"My little brother, Finley, drowned the first time wrestling the Napoleon pianoforte under the galactic starlight of an Arctic sunset; the way he later told the story, the piano had it coming." The Pillagers' Guide to Arctic Pianos is a wildly imaginative story centered on the adventures and trials of a homesteader family in the Arctic. Kendra Langford Shaw's first novel follows these determined renegades as they establish and struggle to keep lives, livelihoods, homes, and community in a tremendously harsh environment.
Chapters alternate between characters and perspectives, beginning with siblings Milda, Finley, and Temperance; their parents, Viola and Fry; their ancestor Moose Bloomer, who began his immigration to the Arctic Territory as part of a large train of settlers but was, at 12, one of a few survivors to make it onto the permafrost; and the shrinking but hardy next generation. In a fantastical twist, each settler family brought a wildly impractical piece of equipment. "Issuing each family a map and an orange flag, the deed to their land hing[ed] upon their ability to 'civilize.' They were required to bring salt pork, botanical texts, and pianos--music, music being what would elevate the territory from raw, unbroken land into a homeland worth having." Moose's train lost and abandoned pianos across the region before settling and striving; pianofortes, surprisingly preserved by freezing waters, washed about the floors of the ocean and the Kamikaze River. Later homesteaders work as piano hunters. Antiques pulled up from the deep command impressive prices. Readers meet Finley when he is a young boy obsessed with recovering his family's Napoleon, and this obsession will guide several lives.

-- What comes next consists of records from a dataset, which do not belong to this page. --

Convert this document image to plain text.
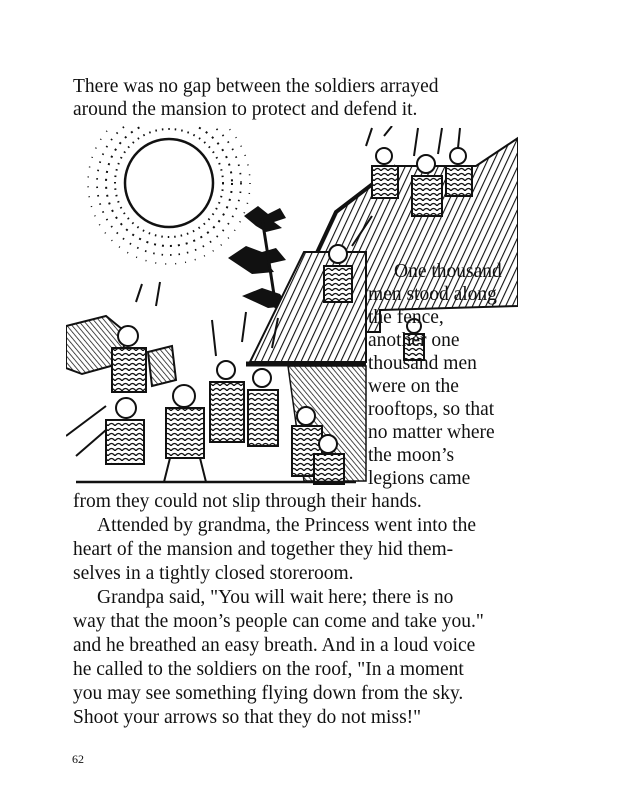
There was no gap between the soldiers arrayed
around the mansion to protect and defend it.
One thousand
men stood along
the fence,
another one
thousand men
were on the
rooftops, so that
no matter where
the moon’s
legions came
from they could not slip through their hands.
Attended by grandma, the Princess went into the
heart of the mansion and together they hid them-
selves in a tightly closed storeroom.
Grandpa said, "You will wait here; there is no
way that the moon’s people can come and take you."
and he breathed an easy breath. And in a loud voice
he called to the soldiers on the roof, "In a moment
you may see something flying down from the sky.
Shoot your arrows so that they do not miss!"
62
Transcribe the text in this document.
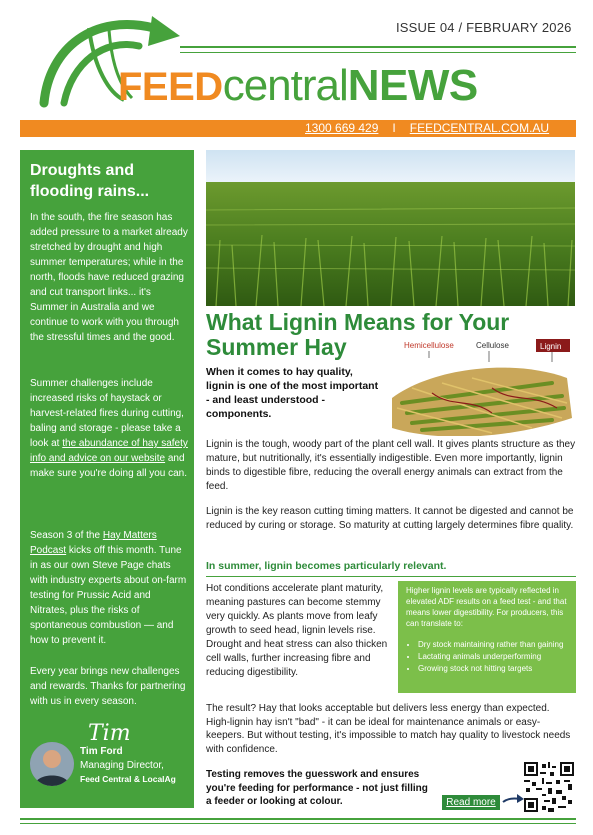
ISSUE 04 / FEBRUARY 2026
FEEDcentralNEWS
1300 669 429 I FEEDCENTRAL.COM.AU
Droughts and flooding rains...
In the south, the fire season has added pressure to a market already stretched by drought and high summer temperatures; while in the north, floods have reduced grazing and cut transport links... it's Summer in Australia and we continue to work with you through the stressful times and the good.
Summer challenges include increased risks of haystack or harvest-related fires during cutting, baling and storage - please take a look at the abundance of hay safety info and advice on our website and make sure you're doing all you can.
Season 3 of the Hay Matters Podcast kicks off this month. Tune in as our own Steve Page chats with industry experts about on-farm testing for Prussic Acid and Nitrates, plus the risks of spontaneous combustion — and how to prevent it.
Every year brings new challenges and rewards. Thanks for partnering with us in every season.
Tim
Tim Ford
Managing Director,
Feed Central & LocalAg
What Lignin Means for Your Summer Hay
When it comes to hay quality, lignin is one of the most important - and least understood - components.
Hemicellulose	Cellulose	Lignin
Lignin is the tough, woody part of the plant cell wall. It gives plants structure as they mature, but nutritionally, it's essentially indigestible. Even more importantly, lignin binds to digestible fibre, reducing the overall energy animals can extract from the feed.
Lignin is the key reason cutting timing matters. It cannot be digested and cannot be reduced by curing or storage. So maturity at cutting largely determines fibre quality.
In summer, lignin becomes particularly relevant.
Hot conditions accelerate plant maturity, meaning pastures can become stemmy very quickly. As plants move from leafy growth to seed head, lignin levels rise. Drought and heat stress can also thicken cell walls, further increasing fibre and reducing digestibility.
Higher lignin levels are typically reflected in elevated ADF results on a feed test - and that means lower digestibility. For producers, this can translate to:
• Dry stock maintaining rather than gaining
• Lactating animals underperforming
• Growing stock not hitting targets
The result? Hay that looks acceptable but delivers less energy than expected. High-lignin hay isn't "bad" - it can be ideal for maintenance animals or easy-keepers. But without testing, it's impossible to match hay quality to livestock needs with confidence.
Testing removes the guesswork and ensures you're feeding for performance - not just filling a feeder or looking at colour.	Read more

In this strange Arctic world in which sunken pianos are desirable prey and their ivory keys can be found in the bellies of trout, glaciers melt, sea levels rise, and scant resources dwindle. Families battle the elements for survival, and they love one another in traditional and nontraditional ways. Viola, Fry, and their children live in a house on stilts, farming octopus and collecting sea beans, with a sea lion as a pet. They yearn only for "what other families had long ago achieved in terms of the conveniences of modern life: sanitation and heating ducts, coffee, dental work, telescopes, beehives." Shaw's imagination is broad, her characters delightful, and their fates often painful but also transcendent. The Pillagers' Guide to Arctic Pianos is a lovely profile of a singular, stark place and a small, tight cast of indelibly colorful characters: a heart-wrenching, unforgettable debut. --Julia Kastner, blogger at pagesofjulia
Shelf Talker: In the Arctic, homesteaders dive for antique pianos and struggle to survive in this compulsively readable first novel of adventure and familial love.